Please note that subject 01 and 02 are censored at the end of the observation period instead of at the last assessment.

Differentiating censoring reasons

There are three ADaM variables which allow to differentiate censoring reasons:

CNSR: different values >1 can be used to differentiate censoring reasons, e.g., 1 for end of study, 2 for new drug, etc.
EVNTDESC: description of the event or censoring, e.g., "END OF STUDY".
CNSDTDSC: description of the date used for censoring when different from the censoring event, e.g., "LAST ASSESSMENT" if the censoring event is the end of the study but the censoring date is not the end of study date but the last assessment date before the end of the study.

In the example five censoring events are considered:

end of study (eos, no_worsening)
start of a new drug (newdrg, no_worsening)
no post-baseline assessments (no_post_baseline)
no baseline assessment (no_baseline)
no assessments (no_assessments)

In the example data, the first five subjects have the five censoring events, respectively, and the sixth subject has an event.

adsl <- tribble(
~USUBJID, ~TRTSDT,           ~EOSDT,            ~NEWDRGDT,
"01",     ymd("2020-12-06"), ymd("2021-03-06"), NA,
"02",     ymd("2021-01-16"), ymd("2021-04-03"), ymd("2021-03-21"),
"03",     ymd("2021-03-10"), NA,                NA,
"04",     ymd("2021-04-02"), NA,                NA,
"05",     ymd("2021-05-09"), NA,                NA,
"06",     ymd("2021-02-01"), NA,                NA
) %>%
  mutate(STUDYID = "AB42")

adqs <- tribble(
  ~USUBJID, ~ADT,              ~CHG, ~ABLFL,
  "01",     ymd("2021-12-06"),    0, "Y",
  "01",     ymd("2021-02-03"),   -2, NA,
  "01",     ymd("2021-03-01"),   NA, NA,
  "01",     ymd("2021-03-07"),   10, NA,
  "02",     ymd("2021-01-16"),    0, "Y",
  "02",     ymd("2021-02-03"),   -1, NA,
  "02",     ymd("2021-04-01"),  -12, NA,
  "03",     ymd("2021-03-20"),   NA, NA,
  "03",     ymd("2021-04-07"),   NA, NA,
  "04",     ymd("2021-04-02"),    0, "Y",
  "06",     ymd("2021-02-01"),    0, "Y",
  "06",     ymd("2021-03-15"),  -15, NA
) %>%
  mutate(STUDYID = "AB42") %>%
  derive_vars_merged(
    dataset_add = adsl,
    by_vars = exprs(USUBJID),
    new_vars = exprs(TRTSDT)
  )

The eos and newdrg censoring events define the end dates.

eos <- censor_source(
  dataset_name = "adsl",
  date = EOSDT,
  censor = 1,
  set_values_to = exprs(
    EVNTDESC = "END OF STUDY"
  )
)

newdrg <- censor_source(
  dataset_name = "adsl",
  date = NEWDRGDT,
  censor = 2,
  set_values_to = exprs(
    EVNTDESC = "NEW DRUG"
  )
)

The worsening and valid_assessment events define which assessments are events and which are valid assessments, respectively.

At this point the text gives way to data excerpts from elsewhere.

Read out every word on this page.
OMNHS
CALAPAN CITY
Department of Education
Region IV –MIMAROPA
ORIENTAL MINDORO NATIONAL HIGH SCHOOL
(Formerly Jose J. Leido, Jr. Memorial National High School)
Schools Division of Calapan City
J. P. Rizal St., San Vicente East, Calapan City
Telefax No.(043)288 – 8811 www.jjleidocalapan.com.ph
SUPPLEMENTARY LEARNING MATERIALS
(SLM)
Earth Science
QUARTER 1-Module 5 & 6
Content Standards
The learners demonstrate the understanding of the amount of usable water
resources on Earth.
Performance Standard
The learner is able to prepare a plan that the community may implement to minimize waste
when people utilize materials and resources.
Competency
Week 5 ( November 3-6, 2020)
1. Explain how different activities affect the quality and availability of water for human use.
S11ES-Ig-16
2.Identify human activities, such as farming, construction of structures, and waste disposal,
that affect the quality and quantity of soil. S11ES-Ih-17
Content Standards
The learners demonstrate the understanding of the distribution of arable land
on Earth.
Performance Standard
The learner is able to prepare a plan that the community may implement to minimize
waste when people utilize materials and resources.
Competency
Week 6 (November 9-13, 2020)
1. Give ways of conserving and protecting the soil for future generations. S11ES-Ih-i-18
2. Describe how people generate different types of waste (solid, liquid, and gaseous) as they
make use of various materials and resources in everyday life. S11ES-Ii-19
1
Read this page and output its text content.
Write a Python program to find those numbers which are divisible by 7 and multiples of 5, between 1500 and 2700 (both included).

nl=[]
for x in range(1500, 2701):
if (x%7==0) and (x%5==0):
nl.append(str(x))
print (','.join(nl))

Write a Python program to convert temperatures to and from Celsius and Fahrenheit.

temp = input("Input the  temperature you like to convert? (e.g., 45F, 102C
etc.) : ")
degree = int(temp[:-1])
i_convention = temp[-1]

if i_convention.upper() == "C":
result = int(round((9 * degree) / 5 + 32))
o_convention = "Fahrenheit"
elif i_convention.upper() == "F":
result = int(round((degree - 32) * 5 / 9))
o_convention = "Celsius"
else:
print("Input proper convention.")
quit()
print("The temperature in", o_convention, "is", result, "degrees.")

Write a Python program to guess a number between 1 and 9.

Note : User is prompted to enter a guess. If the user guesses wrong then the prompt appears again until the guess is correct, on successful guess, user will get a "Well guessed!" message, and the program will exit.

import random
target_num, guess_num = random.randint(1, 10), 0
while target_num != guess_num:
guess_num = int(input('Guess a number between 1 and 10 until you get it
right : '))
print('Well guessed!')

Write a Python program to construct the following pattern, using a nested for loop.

The EVNTDESC variable is not set by valid_assessment as its value is retrieved from the eos or newdrg censoring events.

worsening <- event_source(
  dataset_name = "adqs",
  date = ADT,
  filter = CHG <= -10,
  set_values_to = exprs(
    EVNTDESC = "WORSENING",
    SRCDOM = "ADQS",
    SRCVAR = "ADT"
  )
)

valid_assessment <- censor_source(
  dataset_name = "adqs",
  date = ADT,
  filter = !is.na(CHG),
  set_values_to = exprs(
    CNSDTDSC = "LAST ASSESSMENT",
    SRCDOM = "ADQS",
    SRCVAR = "ADT"
  )
)

The no_baseline, no_post_baseline, and no_assessment censoring events are used to censor subjects without valid assessments at day one (TRTSDT). Three events are defined to distinguish the reasons for not having valid assessments. The consider_end_dates = FALSE argument is used for these censoring events to avoid that the ENVTDESC and CNSR value from the end date (eos and newdrg) is used.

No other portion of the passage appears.